The carriage was still at the door and they hurried out to it and were whirled across town. As they came to a stand before the capitol, General Herbert, without waiting for Elizabeth, sprang out and strode into the building and up the familiar stairs to the executive chambers. The door of the outer office stood open. A colored janitor was sweeping the room.

"Who you want, boss?" he asked, stopping his work and leaning on the handle of his broom.

"The governor—where is he?" demanded the general.

"You's too late, boss, he's done gone out."

A sense of futility and defeat almost overwhelmed the old general. He was silent for a moment since he dared not trust himself to speak, then he asked:

"Is the governor's secretary here?"

The man shook his head.

"Him and the governor left together. There ain't no one here now, they've done for the day."

"Then the governor has gone home?"

"I expect that's where he went, yes, sir."

General Herbert swung about and hurried from the room. In the hall he met Elizabeth.

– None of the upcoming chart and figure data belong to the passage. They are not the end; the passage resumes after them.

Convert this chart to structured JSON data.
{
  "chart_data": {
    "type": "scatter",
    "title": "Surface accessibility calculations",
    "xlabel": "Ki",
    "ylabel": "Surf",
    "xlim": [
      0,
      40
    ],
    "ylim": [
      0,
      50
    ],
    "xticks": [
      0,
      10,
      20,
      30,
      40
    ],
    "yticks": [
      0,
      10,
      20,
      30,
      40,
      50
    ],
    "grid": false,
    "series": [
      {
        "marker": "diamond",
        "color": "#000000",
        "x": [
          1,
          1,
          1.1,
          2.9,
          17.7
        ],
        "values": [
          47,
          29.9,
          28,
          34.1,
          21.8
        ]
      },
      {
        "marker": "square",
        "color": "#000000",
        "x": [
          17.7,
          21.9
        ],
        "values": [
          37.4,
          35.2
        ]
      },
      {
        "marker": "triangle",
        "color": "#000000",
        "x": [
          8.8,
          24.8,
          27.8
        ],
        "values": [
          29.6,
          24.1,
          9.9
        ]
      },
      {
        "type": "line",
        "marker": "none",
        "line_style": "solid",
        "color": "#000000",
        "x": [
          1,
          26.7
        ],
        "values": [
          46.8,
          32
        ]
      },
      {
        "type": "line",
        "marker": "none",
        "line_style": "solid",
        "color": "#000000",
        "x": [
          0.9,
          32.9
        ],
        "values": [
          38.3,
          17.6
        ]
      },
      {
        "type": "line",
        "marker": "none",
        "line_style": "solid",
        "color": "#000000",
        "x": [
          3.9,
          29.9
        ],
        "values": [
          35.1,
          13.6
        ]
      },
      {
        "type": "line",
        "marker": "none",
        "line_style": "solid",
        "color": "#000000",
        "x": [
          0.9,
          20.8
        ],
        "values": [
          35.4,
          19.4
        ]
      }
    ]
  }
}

"Did you see him?" she asked eagerly.

"Not here," he answered huskily.

Her eyes grew wide with terror, and she swayed as if about to fall, but her father put out a sunburnt hand for her support.

"We must go back!" he said, mastering himself at sight of her suffering. "We have missed him here, he's gone home, that is all—it means nothing."

They drove in silence through the streets. Pallid, fearful, and speechless in her suffering, Elizabeth leaned back in her seat. The hope that had sustained her was lost in the realization of defeat. There was nothing beyond; this was failure, complete and final; the very end of effort! Suddenly her father's big hand closed about the small one which rested in her lap.

"You must not give up; I tell you it will be all right!" he insisted.

"He is avoiding us!" she cried chokingly. "Oh, what can we do when he will not even see us!"

"Yes, he will. We have been unfortunate, that is all."

"Wretchedly unfortunate!" she moaned.

They had reached their destination, and this time slowly and uncertainly they ascended the steps. With his hand upon the bell, the general hesitated for an instant; so much was at stake! Then a bell sounded in some distant part of the house, and after a brief interval the door was opened to them.

"I am sorry, sir, but the governor has not returned."

The general thrust a bill into the man's hand, saying:

"The moment he comes in, see that he gets my card."

Again there was delay. General Herbert, consumed by impatience, crossed and recrossed the room. Elizabeth stood by the window, one hand parting the heavy curtains. It was already late afternoon. The day had been wasted, and the hours that remained to them were perilously few. But more than the thought of North's death, the death itself filled her mind with unspeakable imaginings. The power to control her thoughts was lost, and her terrors took her where they would, until North's very death struggles became a blinding horror. Somewhere in the silent house, a door opened and closed.

"At last!" said the general, under his breath.

But it was only the governor's secretary who entered the room. He halted in the doorway and glanced from father to daughter. There was no mistaking the look on his face.

"How much longer are we to be kept in doubt?" asked General Herbert, in a voice that indicated both his dread and his sense of insult.